Key Management Operations for CEKs

  • Creation: Generate a CEK.
  • Encryption: Encrypt the CEK using a selected CMK.
  • Decryption: Decrypt the CEK using the associated CMK to access the data.
  • Storage: CEKs are stored within the SQL Server database itself, encrypted by the CMK.

When you set up Always Encrypted for a column, SQL Server handles the creation and encryption of the CEK automatically, using the CMK you specify.

Key Rotation

Key rotation is a fundamental security practice. For Always Encrypted:

  • CMK Rotation: This is the primary rotation mechanism. You create a new CMK in your key store, and then update your SQL Server configuration to use the new CMK to encrypt existing and new CEKs.
  • CEK Rotation: This happens implicitly when a CMK is rotated. Existing CEKs will be re-encrypted with the new CMK. You can also choose to re-encrypt data with a new CEK if needed, though this is less common than CMK rotation.

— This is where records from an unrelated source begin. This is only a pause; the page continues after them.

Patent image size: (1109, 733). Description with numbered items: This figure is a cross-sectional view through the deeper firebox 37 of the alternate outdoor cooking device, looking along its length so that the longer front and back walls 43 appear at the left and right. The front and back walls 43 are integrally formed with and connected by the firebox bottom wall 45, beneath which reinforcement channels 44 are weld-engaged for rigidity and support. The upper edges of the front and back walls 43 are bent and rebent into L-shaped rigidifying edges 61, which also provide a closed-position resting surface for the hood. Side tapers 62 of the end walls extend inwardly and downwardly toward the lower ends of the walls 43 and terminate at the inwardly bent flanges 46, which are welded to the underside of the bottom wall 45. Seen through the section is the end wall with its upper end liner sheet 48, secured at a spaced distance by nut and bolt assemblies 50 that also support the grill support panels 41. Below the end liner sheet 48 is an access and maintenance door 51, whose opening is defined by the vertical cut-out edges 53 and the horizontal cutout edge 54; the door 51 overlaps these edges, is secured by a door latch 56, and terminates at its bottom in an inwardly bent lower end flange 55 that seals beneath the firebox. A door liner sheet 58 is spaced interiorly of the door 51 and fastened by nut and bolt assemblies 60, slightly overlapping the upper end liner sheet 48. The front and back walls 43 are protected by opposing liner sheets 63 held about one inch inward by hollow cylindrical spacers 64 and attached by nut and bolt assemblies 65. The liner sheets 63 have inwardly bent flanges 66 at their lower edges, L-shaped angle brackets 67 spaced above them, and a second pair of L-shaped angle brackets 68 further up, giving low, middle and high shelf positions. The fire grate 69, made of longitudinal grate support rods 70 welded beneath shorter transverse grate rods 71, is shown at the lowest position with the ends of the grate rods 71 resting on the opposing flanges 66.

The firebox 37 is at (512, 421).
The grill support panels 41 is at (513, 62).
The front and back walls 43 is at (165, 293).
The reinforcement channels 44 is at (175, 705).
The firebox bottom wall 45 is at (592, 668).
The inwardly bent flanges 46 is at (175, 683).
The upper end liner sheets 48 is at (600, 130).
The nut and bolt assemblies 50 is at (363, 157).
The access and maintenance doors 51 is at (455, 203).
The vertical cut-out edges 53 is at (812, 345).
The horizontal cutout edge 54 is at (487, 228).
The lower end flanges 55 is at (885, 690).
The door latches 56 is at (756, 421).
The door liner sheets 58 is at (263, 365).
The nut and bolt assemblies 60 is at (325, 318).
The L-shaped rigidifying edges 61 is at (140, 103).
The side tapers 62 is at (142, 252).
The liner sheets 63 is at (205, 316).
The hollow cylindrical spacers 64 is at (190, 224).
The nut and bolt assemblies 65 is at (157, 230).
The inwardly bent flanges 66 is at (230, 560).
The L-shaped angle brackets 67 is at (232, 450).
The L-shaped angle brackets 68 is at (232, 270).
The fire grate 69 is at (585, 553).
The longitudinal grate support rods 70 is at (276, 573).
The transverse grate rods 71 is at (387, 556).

The process typically involves:

  1. Creating a new CMK in your key store.
  2. Updating the Always Encrypted configuration in SQL Server to point to the new CMK for the relevant CEKs. SQL Server will then automatically re-encrypt the CEKs using the new CMK.

Best Practices

  • Use Azure Key Vault or HSMs for storing your CMKs for production environments.
  • Implement strict access control to your CMKs. Only grant access to necessary principals.
  • Regularly rotate your CMKs according to your organization's security policies.
  • Back up your CMKs securely. Loss of a CMK can lead to permanent data loss.
  • Use separate CMKs for different applications or environments for better isolation.
  • Document your key management procedures thoroughly.

Example Workflow (Conceptual)

Let's consider encrypting a 'CreditCardNumber' column using Always Encrypted with Azure Key Vault:

  1. Create CMK in Azure Key Vault: Generate a new cryptographic key in your Azure Key Vault.
  2. Grant Access: Grant the SQL Server Managed Identity (or service principal) permissions to "Get" and "Wrap Key" operations on the CMK in Azure Key Vault.
  3. Configure Always Encrypted in SQL Server:
    • Define the Column Master Key in SQL Server, pointing to your Azure Key Vault CMK.
    • Define the Column Encryption Key, specifying that it should be encrypted by the previously defined Column Master Key.
    • Encrypt the 'CreditCardNumber' column using this Column Encryption Key.
  4. Client Application: The client application (with the appropriate .NET Data Provider for SQL Server that supports Always Encrypted) connects to SQL Server. It automatically handles fetching the CEK (by calling Azure Key Vault via the CMK) and performing encryption/decryption locally.
  5. Key Rotation: When it's time to rotate, create a new CMK in Azure Key Vault, update the Column Master Key definition in SQL Server to point to the new CMK, and SQL Server will re-encrypt the CEK.